Having big big problems with the ship "Brooksby".

Built 1843 i Greenock
ON 7465 / JTCP
Last mentioned in Lloyds 1869 homeport Liverpool.
"Brooksby" may have been sold and renamed.

"Brooksby" is found by danish divers in the Kattegat.

Photo of the ships bell is attached.

Can you help with some more information about this ship.

Sorry for my bad english.

Regards
Gert Denmark


----------



## ted nutt (Dec 4, 2008)

Morning dybvad,
1843-built for Morris & Co, Greenock
1846-Sold to Reid & Co, Glasgow
1853-Sold to McMillan,Glasgow
18??-Sold to W. Moon, Liverpool
1863-Sold to W. Lawrence, Liverpool. New Keelson fitted.
1869-Still in register
I am still looking for more information,my presumption is that she was lost 1870.
Ted


----------



## dybvad (Apr 27, 2013)

ted nutt said:


> Morning dybvad,
> 1843-built for Morris & Co, Greenock
> 1846-Sold to Reid & Co, Glasgow
> 1853-Sold to McMillan,Glasgow
> ...


Thanks (Thumb)

We have not managed to find out the new name of the ship when it sank.
It is certain that it was NOT called "Brooksby" as this name does not exist in Danish Ship List.
But with the discovery of the ship bell, it is certain that this is the wreck of the "Brooksby".

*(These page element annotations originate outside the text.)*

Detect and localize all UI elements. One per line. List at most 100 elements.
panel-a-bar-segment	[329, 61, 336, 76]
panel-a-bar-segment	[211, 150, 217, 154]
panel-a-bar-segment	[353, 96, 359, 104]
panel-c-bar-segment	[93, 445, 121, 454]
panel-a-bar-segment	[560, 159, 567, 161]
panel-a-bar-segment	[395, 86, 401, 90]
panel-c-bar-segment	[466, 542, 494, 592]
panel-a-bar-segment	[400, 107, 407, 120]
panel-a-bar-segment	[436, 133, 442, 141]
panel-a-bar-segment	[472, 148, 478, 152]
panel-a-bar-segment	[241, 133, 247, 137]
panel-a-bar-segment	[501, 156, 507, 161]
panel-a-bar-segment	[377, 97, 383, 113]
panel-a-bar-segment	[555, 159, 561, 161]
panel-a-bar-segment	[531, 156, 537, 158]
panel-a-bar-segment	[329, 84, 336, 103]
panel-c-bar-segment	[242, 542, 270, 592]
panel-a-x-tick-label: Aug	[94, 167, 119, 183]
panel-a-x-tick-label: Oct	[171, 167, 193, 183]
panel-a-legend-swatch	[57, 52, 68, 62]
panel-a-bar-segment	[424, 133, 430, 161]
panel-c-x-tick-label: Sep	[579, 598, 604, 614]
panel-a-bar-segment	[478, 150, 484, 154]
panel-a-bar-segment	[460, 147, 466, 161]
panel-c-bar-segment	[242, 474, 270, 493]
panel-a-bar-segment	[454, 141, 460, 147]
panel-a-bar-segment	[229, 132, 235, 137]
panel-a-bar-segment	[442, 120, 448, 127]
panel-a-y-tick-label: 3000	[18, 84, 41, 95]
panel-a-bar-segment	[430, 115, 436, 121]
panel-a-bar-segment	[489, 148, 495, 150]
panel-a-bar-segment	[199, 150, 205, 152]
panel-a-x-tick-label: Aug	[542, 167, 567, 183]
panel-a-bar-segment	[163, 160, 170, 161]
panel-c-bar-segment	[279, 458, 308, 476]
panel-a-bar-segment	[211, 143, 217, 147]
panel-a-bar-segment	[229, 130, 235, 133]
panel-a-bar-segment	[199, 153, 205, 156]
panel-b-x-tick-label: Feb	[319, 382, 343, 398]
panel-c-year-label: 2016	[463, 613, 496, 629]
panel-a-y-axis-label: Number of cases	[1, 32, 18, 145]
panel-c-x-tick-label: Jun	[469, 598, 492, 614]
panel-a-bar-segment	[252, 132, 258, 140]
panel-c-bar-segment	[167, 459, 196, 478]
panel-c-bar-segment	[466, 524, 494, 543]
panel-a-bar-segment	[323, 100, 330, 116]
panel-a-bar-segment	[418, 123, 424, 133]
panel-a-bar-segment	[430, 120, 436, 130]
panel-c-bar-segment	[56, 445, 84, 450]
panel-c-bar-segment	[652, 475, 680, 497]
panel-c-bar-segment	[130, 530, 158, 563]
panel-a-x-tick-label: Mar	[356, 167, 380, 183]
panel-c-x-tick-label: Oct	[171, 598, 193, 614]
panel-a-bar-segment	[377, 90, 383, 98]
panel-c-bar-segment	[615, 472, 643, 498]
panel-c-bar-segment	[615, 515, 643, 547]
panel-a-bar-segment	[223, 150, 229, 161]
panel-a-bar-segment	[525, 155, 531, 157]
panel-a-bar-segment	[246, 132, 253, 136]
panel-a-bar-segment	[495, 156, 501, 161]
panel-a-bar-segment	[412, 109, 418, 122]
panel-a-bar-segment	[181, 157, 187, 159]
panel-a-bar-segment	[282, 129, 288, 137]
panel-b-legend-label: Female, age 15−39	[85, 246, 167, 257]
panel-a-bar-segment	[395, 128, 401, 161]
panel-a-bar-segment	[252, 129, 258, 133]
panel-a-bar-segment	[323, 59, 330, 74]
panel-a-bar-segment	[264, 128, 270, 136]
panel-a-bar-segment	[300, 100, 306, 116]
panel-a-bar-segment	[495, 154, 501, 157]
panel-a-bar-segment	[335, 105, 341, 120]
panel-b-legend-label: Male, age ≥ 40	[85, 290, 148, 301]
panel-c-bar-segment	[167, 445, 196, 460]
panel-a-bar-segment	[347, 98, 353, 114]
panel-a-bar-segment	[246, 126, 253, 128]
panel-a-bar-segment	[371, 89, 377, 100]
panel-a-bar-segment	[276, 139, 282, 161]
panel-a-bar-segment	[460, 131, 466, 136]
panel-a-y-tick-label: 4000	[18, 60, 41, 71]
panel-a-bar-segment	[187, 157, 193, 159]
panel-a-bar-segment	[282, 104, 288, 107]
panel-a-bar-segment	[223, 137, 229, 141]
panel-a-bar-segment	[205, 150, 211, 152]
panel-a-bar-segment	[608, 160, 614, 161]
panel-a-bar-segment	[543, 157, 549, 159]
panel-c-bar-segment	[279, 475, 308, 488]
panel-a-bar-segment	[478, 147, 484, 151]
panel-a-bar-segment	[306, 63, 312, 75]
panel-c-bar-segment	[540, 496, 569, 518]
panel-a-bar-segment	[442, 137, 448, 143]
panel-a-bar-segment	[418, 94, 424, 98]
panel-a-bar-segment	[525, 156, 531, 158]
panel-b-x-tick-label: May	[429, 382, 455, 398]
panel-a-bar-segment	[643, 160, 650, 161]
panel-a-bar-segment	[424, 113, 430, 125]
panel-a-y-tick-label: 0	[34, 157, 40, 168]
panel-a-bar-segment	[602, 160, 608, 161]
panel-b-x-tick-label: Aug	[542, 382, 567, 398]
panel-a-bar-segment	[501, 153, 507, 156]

Thank you for your work to find more information.


----------



## dybvad (Apr 27, 2013)

Have talked to a diver who helped to salvage a cargo of coal in 1983.
The wreck was within salvage dropped altogether.
During salvage diver found the ship's bell.
The ship must be departed from England after 1869, with cargo of coal.
We still have not found the name carried by the ship when it sank.


----------



## davidships (Nov 3, 2007)

BROOKSBY became the JOHANNA SCHWAAN, owned by J F Borowsky of Danzig and was rerigged as a barque (mentioned as a brig in some sources).

She was run down in early-Jan 1875 in the Kattegat (Hull for Dantzig with coal) by steamer RUDOLF TONERHJELM. Captain and six crew jumped on board RUDOLF TONERHJELM and were put ashore at Anholt lighthouse; the remainder reached land in the jollyboat after the lifeboat was crushed by the falling mainmast. [from newspaper _Kalmar_, 19 Jan 1875, p2. Swedish National Library]

Haven't found exact date, but by 12 Jan 1875 there were reports in British newspapers and some crew had reached Liverpool.


----------